Maiselova ulice, Strossmayerovo náměstí, Václavské náměstí and the famous Pařížská are the locations which we have set our sights on.
The architecture of Richard Klenka is characterised by its unique nature and original decoration which you will not find on any other houses than his. If it had been up to him alone, the decoration and fittings of all the Prague houses which he designed would have been even richer and more luxurious. However, the advocates of modernism of that time were often offended by his designs, so the architect had to hold back a little. Apart from the wealth of decoration and use of luxurious materials, he also strove to ensure that his houses had large windows and conservatories.
One of Klenka’s buildings which is for example to be found on Pařížská is the U Synagogy house which attracts visitors from afar with its “golden” decoration, enticing them to come and at least have a quick glance. The building was recently renovated and visitors can go for lunch or dinner in the luxury restaurant which is located here.
Not far from here, at Maiselova 21, stands anther house designed by Klenka. It was designed in collaboration with František Weyr.
The five-floor apartment block is rightly regarded as a luxurious building. It was built in 1911 and can you guess what the most luxurious thing about it was? You might be surprised, but it was the coal lift! This was something unheard of at that time. And it was a lift par excellence. The lift shaft was protected by a decorative Art Nouveau grille and still is today.

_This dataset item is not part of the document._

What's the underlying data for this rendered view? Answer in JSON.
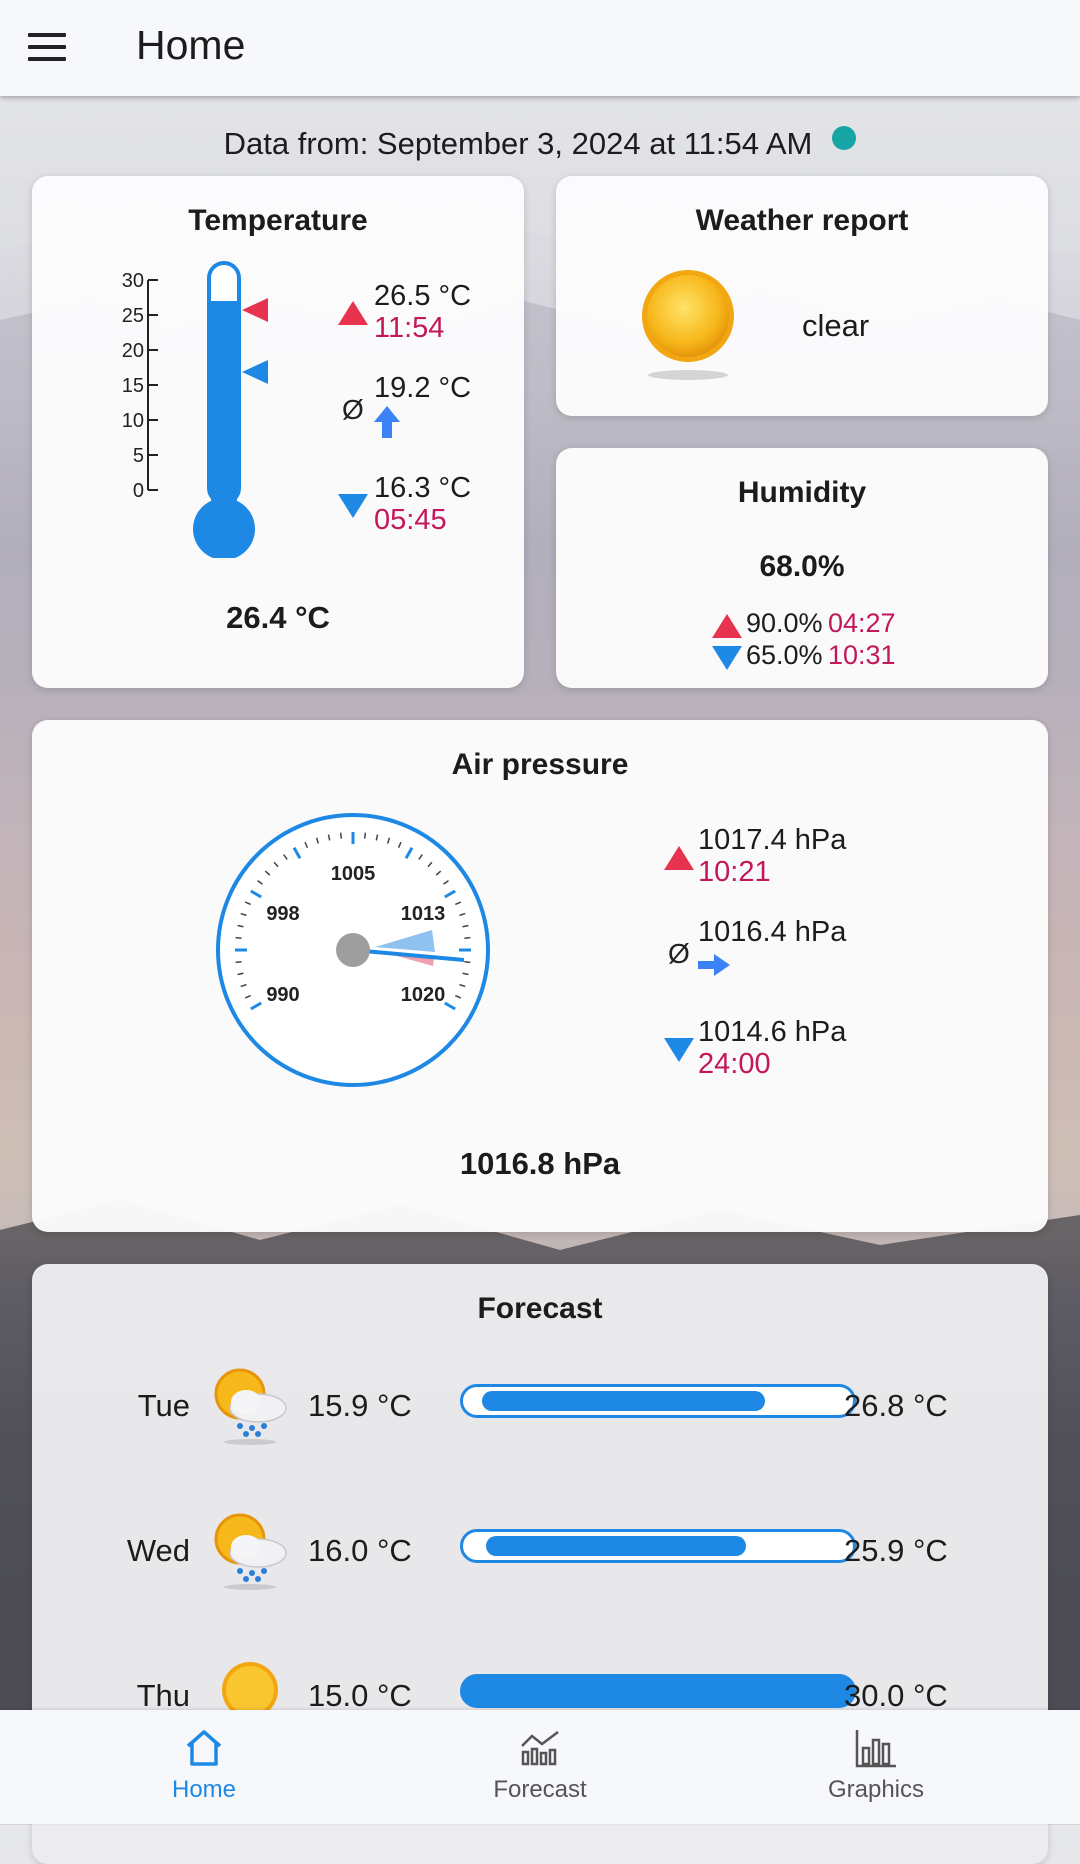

The interior of the building is supremely elegant and the spacious flats indicate the luxurious nature of the house. This is to say that the flats in this building usually had 4 rooms, 2 toilets, a maid’s room, a laundry room, box room and 2 pantries.
Klenka also collaborated with Weyr on creation of the famous Ambassador Hotel on Václavské náměstí. You can admire another of his great works at Strossmayerovo náměstí 965 in Holešovice, standing directly opposite the Church of St. Anthony. His desire for large windows is quite evident in precisely this building.
Richard Klenka first studied architecture in Prague and later in Paris, where he started to work in his field. And his career path took him a relatively long way. In 1900 for example, he prepared plans for universal exhibition pavilions. He later worked in Prague under František Buldra, before setting up on his own and started learning to draw at the School of Applied Arts. He made his mark on history with the original architectural works mentioned above and various others.